In fact, Dr Oasem al-Taye, who now runs the Baghdad Children's Hospital, said last week that after Saddam's fall he'd found plenty of medical supplies and equipment at a hospital once reserved for leaders of Saddam's regime.
"They were willing to sacrifice the children for the sake of propaganda," he said bitterly.
THE parades of dead children were part of that same propaganda.
Doctors say hospitals were forced to keep the bodies of babies who had died prematurely or of natural causes for up to two months until Saddam had enough to stage a parade of the little corpses, with women bussed in to act as "mourners", screaming insults at the US in front of television cameras.
"All 10 hospitals in Baghdad were involved in this and the quota for the parade was between 25 and 30 babies a month, which they would say had died in one day," Dr Hussein al-Douri, deputy director of the Ibn al-Baladi hospital, told the Telegraph.
Muslims traditionally bury their dead immediately, so keeping the bodies of the babies added to the grief of their parents.
"The mothers would be hysterical and sometimes threaten to kill us," said al-Douri, "but we knew that the real threat was from the government. They would have killed our families."
Why didn't more commentators understand this?
Why didn't they assume we might expect such crimes, such lies, from a savage dictatorship?
It is not enough to say such folk had no way of knowing the truth, given Iraqis were too terrified to tell it. Some people did try to expose the hoax, but few would listen -- just as Left gurus like Noam Chomsky refused to believe Cambodian refugees who tried to tell us of Pol Pot's genocide.
In 1999, for instance, Saddam was caught smuggling baby milk and children's medicines to India.
Last year, the BBC interviewed an Iraqi refugee who told how the parades of coffins were run. And human rights groups warned for years of Saddam's depravity.
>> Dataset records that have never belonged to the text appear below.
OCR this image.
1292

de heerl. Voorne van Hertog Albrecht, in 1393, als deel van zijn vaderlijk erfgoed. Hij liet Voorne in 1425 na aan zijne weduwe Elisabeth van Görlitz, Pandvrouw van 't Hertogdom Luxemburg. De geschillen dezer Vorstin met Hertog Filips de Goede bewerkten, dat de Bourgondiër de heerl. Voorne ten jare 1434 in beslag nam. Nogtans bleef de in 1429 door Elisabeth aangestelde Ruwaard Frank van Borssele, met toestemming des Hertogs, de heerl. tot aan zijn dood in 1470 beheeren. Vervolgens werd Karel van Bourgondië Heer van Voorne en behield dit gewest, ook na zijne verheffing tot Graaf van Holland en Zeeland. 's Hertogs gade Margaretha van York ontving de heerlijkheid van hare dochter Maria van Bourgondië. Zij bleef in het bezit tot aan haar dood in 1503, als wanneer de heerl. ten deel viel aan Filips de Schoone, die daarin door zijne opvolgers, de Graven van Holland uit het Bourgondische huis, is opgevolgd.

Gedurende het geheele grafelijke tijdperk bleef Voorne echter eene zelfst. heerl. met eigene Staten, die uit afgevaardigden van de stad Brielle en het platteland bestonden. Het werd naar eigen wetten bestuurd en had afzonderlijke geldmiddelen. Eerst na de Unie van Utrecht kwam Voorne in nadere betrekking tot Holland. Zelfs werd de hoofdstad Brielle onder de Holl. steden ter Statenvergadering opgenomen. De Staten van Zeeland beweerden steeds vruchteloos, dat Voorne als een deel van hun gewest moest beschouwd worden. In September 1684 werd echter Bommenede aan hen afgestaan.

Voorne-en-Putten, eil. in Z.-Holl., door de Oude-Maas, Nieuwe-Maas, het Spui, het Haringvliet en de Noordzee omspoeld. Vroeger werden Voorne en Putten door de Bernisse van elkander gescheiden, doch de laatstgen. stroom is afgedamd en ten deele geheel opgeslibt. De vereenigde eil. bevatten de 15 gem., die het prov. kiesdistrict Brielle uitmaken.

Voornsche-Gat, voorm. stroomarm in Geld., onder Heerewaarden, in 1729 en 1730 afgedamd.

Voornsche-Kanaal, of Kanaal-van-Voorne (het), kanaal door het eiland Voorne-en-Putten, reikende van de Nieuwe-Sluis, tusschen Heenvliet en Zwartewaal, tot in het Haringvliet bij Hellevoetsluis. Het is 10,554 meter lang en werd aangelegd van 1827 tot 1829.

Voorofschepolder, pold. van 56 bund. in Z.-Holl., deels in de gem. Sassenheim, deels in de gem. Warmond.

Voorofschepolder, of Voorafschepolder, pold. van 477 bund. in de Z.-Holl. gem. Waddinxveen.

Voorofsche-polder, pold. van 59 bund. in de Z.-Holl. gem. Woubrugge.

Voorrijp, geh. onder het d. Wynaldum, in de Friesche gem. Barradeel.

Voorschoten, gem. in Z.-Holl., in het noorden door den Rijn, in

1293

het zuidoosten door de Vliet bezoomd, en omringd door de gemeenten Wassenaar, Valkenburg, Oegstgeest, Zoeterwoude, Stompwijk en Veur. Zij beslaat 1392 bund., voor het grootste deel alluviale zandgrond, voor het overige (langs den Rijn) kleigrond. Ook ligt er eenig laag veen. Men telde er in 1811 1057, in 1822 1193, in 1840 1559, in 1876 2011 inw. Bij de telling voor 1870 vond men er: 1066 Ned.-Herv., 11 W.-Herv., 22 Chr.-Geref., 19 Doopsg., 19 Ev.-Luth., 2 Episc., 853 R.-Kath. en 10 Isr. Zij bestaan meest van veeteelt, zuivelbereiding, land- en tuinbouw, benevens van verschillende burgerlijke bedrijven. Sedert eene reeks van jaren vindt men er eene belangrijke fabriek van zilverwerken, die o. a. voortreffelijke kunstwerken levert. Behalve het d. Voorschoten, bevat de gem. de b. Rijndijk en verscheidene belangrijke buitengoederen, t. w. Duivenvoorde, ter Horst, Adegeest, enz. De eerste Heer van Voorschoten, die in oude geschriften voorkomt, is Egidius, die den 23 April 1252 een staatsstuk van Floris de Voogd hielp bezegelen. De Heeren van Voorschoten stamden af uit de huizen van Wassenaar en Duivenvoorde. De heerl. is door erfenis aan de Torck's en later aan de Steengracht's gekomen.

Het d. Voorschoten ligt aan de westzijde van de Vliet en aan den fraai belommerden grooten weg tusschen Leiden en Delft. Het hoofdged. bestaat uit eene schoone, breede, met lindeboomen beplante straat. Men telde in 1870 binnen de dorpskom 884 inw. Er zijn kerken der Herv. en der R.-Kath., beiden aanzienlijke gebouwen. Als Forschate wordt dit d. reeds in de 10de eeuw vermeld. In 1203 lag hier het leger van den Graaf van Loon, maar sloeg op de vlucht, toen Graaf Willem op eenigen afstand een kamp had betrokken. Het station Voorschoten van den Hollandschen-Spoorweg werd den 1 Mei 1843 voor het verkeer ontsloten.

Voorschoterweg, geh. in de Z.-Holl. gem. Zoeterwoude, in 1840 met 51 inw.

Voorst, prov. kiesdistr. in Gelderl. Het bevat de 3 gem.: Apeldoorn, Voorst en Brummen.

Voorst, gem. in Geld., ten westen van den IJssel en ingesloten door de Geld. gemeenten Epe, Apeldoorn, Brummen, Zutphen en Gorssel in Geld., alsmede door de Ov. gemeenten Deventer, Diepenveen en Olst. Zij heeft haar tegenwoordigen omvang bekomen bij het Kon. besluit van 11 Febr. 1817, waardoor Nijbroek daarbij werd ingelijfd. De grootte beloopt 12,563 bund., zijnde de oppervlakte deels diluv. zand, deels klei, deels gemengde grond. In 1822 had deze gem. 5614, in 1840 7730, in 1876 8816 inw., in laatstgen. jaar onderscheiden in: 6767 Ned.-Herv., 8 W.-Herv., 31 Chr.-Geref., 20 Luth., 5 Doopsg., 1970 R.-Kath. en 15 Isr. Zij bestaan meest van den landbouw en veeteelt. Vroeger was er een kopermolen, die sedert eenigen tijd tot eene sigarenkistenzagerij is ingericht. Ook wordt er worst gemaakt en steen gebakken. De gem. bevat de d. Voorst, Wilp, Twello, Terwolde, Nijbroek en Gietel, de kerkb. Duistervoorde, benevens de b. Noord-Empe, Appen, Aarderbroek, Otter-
But too often, it seems, our intellectual class preferred to hear the stories that confirmed its prejudices against the West. See, even now, how eagerly it believed the lie that Baghdad's antiquities museum had been cleaned out by looters -- perhaps even by the barbaric Yanks.
WHAT made this phenomenon worse is that under Saddam too many Baghdad-based correspondents were too scared to tell the full truth about him.
CNN has now admitted censoring reports of Saddam's brutality that could get its Baghdad correspondents into trouble, and the ABC's Mark Willacy conceded he faced a dilemma: "Do you fully report what you're seeing and what you're hearing or do you hold back in case you get deported?"
The answer for the diplomatic correspondent of Britain's Channel 4 News was to hold back.
"There was one occasion when we did censor ourselves," Lindsey Hilsum admitted last week.
She'd decided not to report that the US was right -- that she'd seen for herself on the night of the deadly explosion in a Baghdad market that Iraq was indeed hiding missile launchers in residential areas.
"If I'd said that, I think we would have been thrown out the next day," she said.
Hear no evil, see no evil, speak no evil. I wonder if we even dare recognise true evil any more.
This is one small gain we can take, then, from the war in Iraq. What we learn now of the horror that gripped Iraq may end our dangerous and wilful ignorance.